Está justo detrás de Johanna, con los dedos sobre el respaldo del asiento, y a ella le parece notar una súbita oleada de calor.

—Bien, supongamos…, es una hipótesis de estudio, no una certeza…, supongamos que ese monje decapitado existe, se encuentra atrapado en la Virgen Soterraña por culpa de un asombroso castigo angélico y escoge de vez en cuando a un vivo para que lo saque de la trampa. Imaginemos…, repito, imaginemos que realmente se apareció en el pasado a fray Ambrosio, al caballero intrépido y al prior de dom Larose, y en el presente, o por lo menos en el pasado reciente, a ti, a través de tus sueños. Sería demencial, inexplicable, paranormal, irracional, pero… ¿por qué no? Sin ser un católico ferviente, yo no creo que el mundo solo tenga una dimensión material, al menos espero que no, sería demasiado deprimente. Pienso que algunas cosas superan el entendimiento humano; por eso, tu historia, por descabellada y absurda que parezca, quizá sea plausible en algunos puntos.

Ella se vuelve y le quita la copa de champán medio vacía.

—Quizá sea concebible… —prosigue, pensativo—. Pero dudo de que haya que desear que lo sea, porque sería terrible…, incluso dantesco, porque ese espectro no es Román, ese pobre fraile extraviado en los meandros de su mundo imaginario, ese monje frustrado, no, eso no es posible. Si en todo esto hay un ápice de veracidad, ese espectro al que quieres liberar, cosa que al parecer ya han intentado otros…, ¡es un espíritu maléfico!

Simón se coloca frente a ella, delante de la chimenea, con la pipa en la mano.
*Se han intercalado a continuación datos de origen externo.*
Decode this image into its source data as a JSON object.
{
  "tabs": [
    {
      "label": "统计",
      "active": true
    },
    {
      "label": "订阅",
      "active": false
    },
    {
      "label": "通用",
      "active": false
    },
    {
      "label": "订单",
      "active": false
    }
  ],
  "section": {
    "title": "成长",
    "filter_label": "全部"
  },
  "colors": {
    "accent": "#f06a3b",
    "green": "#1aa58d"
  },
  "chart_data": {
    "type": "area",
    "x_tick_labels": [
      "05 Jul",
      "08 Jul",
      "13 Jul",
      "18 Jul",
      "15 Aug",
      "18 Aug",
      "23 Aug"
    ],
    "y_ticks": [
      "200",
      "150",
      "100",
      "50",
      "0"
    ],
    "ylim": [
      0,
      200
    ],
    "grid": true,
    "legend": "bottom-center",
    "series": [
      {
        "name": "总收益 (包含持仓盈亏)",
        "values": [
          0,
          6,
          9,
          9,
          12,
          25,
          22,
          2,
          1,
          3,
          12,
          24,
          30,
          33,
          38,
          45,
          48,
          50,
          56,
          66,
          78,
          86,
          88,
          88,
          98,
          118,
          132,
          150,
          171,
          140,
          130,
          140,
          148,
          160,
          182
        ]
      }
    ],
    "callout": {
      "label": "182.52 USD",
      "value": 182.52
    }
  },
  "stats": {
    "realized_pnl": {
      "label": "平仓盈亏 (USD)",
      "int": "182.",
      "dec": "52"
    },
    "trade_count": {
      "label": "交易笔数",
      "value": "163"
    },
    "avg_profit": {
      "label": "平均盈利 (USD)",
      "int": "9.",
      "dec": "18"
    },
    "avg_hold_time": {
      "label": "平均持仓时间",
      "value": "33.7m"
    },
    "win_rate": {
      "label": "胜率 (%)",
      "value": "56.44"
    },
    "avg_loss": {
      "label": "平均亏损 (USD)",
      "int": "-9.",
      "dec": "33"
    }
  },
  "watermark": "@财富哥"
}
—Mira —prosigue—, si lo que te ha contado ese tal padre Placide pasó de verdad, cometes una equivocación al identificar al autor del manuscrito, fray Román, con ese espectro. Para empezar, no hay ningún vínculo directo o indirecto entre esas dos historias. Y después, ¡te olvidas de los crímenes! Los que has visto en sueños no se corresponden con los que al parecer se describen en el cuaderno inglés. En realidad, los asesinatos que tú no has soñado no vienen a cuento de nada, lo que me hace pensar que ese monje sin cabeza está jugando contigo, igual que jugó con los otros «testigos». Además, no creo en esa supuesta maldición de San Miguel. Si hay una maldición, no puede emanar de un ángel sino del Diablo. Ese fantasma, si existe, solo puede ser un espíritu maligno, impregnado de fuerzas maléficas que seducen y matan a los que lo han visto, sin duda para apoderarse de su alma. Sí, probablemente es él el asesino, y si no ha suprimido a esos hombres con sus propias manos, lo habrá hecho indirectamente, entrando en posesión del espíritu enfermo de pobres humanos que, manejados por ese poder, se han destruido a sí mismos o han matado a sus hermanos. En conclusión, si toda esa fábula encierra algo de verdad, de ninguna manera debes excavar en la Virgen Soterraña.